The University of Guelph combines a tradition dating back 120 years with a progressive outlook that has made it one of Canada's leading research institutions. Our roots go back to the Ontario Agricultural College, Ontario Veterinary College and Macdonald Institute. The three colleges were the basis of the new university, established in 1964, and remain essential components of a much expanded and diversified institution that now includes physical and biological sciences, arts, social sciences, and family and consumer studies.
Our 330 hectare (817 acre) campus combines traditional stone and brick buildings, dating to the last century, with contemporary concrete and glass. The Arboretum provides jogging trails and an attractive area for nature study. Major academic and administrative buildings are arranged along converging brick walkways, with residences forming the boundaries.
The campus is located in Guelph, a historic city of 93,500 people, with convenient access to larger centres like Toronto and Hamilton.
The University of Guelph provides residence accommodation for 4,600 undergraduates. We also guarantee residence accommodation to first year students who enter in September and who apply for residence before the deadline. Students live in single gender or co-ed residences that range from single rooms to apartments for up to 12 people. Townhouses for student families are located in a wooded area within a 10 minute walk of the campus and are convenient to shopping.
Our students enjoy the benefits of a three-semester system that gives them the choice to study one, two or three semesters each year.

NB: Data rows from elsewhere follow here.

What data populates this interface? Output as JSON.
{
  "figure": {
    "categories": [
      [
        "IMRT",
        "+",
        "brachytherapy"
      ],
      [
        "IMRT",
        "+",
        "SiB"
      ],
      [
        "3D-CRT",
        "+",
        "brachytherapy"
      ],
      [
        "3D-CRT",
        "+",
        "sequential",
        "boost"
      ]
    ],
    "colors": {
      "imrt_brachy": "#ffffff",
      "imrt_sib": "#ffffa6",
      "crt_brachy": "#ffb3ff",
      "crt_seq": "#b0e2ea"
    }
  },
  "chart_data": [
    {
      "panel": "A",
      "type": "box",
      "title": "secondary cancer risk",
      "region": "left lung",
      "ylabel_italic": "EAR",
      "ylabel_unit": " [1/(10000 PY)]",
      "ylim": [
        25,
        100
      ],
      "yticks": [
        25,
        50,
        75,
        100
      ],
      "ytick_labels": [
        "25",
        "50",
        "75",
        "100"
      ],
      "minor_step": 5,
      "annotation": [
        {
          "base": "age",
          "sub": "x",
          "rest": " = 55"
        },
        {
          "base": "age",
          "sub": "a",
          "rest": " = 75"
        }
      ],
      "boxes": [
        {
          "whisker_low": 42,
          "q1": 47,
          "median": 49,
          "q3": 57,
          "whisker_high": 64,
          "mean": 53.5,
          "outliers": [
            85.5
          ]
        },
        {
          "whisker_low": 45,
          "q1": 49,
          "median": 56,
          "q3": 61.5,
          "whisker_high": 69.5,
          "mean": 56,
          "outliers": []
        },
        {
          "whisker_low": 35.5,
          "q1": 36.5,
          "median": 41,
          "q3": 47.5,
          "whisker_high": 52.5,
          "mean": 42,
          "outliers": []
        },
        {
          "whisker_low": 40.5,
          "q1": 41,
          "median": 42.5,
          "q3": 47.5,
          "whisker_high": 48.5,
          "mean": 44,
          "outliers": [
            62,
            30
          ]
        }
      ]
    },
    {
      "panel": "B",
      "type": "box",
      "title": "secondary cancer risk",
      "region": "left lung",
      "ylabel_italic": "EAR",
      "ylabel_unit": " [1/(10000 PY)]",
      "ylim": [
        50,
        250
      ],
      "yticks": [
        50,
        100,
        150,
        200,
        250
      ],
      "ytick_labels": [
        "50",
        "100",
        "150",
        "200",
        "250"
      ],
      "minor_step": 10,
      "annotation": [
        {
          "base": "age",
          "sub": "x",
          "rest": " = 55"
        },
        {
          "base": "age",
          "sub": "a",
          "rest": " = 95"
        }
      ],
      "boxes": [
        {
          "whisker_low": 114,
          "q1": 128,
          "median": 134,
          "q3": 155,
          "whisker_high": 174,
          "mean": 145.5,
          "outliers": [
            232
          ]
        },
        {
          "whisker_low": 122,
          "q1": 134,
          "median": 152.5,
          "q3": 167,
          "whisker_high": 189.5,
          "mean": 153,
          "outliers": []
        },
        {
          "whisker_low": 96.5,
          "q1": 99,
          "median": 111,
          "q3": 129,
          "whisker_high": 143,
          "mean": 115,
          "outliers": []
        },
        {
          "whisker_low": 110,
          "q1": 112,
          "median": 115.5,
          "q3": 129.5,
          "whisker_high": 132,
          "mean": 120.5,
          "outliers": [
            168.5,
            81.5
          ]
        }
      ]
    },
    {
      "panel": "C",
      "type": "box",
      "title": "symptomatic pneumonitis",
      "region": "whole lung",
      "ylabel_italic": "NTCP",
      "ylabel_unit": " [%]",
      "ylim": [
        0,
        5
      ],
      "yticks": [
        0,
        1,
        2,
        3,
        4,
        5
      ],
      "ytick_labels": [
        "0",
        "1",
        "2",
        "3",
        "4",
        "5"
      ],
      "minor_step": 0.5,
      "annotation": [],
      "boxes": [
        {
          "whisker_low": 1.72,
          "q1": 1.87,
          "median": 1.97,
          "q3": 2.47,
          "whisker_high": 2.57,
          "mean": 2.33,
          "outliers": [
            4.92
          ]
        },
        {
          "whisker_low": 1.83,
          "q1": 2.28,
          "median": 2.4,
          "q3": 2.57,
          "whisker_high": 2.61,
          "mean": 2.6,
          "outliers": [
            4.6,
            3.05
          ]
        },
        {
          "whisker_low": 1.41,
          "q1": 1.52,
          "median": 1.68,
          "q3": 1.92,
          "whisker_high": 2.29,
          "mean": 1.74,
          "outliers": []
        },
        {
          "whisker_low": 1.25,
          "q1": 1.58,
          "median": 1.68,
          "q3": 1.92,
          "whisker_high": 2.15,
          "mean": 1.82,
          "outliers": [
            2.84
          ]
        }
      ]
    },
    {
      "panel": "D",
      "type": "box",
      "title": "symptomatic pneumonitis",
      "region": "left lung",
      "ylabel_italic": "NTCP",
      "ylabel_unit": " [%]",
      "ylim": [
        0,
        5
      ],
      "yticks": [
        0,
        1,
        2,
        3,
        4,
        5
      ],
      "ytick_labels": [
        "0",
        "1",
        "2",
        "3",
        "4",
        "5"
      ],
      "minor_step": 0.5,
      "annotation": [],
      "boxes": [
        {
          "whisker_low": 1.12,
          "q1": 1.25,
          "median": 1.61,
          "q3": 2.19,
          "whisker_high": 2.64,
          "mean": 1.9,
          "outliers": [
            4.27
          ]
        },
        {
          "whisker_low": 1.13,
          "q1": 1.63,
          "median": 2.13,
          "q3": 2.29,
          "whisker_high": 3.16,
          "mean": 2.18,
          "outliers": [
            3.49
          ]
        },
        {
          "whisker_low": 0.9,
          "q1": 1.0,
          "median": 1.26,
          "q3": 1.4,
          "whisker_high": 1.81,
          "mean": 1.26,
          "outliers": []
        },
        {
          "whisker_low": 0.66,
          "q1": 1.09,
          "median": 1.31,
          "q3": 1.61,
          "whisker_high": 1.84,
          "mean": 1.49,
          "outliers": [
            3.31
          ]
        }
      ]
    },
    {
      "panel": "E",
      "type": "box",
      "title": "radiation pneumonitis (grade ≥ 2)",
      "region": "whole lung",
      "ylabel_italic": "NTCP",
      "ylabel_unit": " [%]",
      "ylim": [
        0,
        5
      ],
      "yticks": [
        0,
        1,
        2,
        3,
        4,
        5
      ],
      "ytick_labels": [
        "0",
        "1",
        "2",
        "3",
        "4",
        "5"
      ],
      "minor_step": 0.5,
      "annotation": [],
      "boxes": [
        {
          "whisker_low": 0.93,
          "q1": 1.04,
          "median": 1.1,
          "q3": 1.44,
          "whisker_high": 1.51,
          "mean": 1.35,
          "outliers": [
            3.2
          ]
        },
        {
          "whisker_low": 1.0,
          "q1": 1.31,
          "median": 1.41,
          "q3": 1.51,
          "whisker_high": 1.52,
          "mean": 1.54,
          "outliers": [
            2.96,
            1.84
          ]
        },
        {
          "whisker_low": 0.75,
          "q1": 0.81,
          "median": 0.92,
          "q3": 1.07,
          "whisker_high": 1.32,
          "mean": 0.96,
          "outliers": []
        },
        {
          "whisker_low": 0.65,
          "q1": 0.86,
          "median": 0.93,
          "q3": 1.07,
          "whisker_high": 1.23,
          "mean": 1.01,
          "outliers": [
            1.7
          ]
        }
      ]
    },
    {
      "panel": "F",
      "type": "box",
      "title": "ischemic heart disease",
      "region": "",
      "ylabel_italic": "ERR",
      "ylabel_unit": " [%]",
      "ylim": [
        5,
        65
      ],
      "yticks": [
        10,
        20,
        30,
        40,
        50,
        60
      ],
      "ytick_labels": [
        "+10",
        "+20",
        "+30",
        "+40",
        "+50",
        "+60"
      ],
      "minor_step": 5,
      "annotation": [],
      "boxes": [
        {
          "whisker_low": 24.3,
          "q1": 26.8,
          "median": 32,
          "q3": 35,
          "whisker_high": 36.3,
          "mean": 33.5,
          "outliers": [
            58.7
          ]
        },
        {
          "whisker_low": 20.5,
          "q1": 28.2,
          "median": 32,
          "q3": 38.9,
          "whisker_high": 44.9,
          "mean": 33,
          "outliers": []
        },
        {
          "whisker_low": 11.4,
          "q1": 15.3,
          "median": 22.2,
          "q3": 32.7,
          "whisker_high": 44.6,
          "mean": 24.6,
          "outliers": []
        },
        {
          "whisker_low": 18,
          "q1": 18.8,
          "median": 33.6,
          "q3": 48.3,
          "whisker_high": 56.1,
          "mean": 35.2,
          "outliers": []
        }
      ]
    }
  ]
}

The University of Guelph is co-educational, non-denominational and provincially supported.
Our research funding this year is over $81 million, with about half that sum coming from the Ontario Ministry of Agriculture, Food, and Rural Affairs.
In the University's aims document, Toward 2000: Challenges and Responses, a commitment is made to teaching, research and service in the community. The university must exercise a moral concern for all its members, the document says, "and for the effects of the institution's actions on society and the environment." It must also "maintain a collegial atmosphere in which free and open debate on major issues can contribute to their resolution."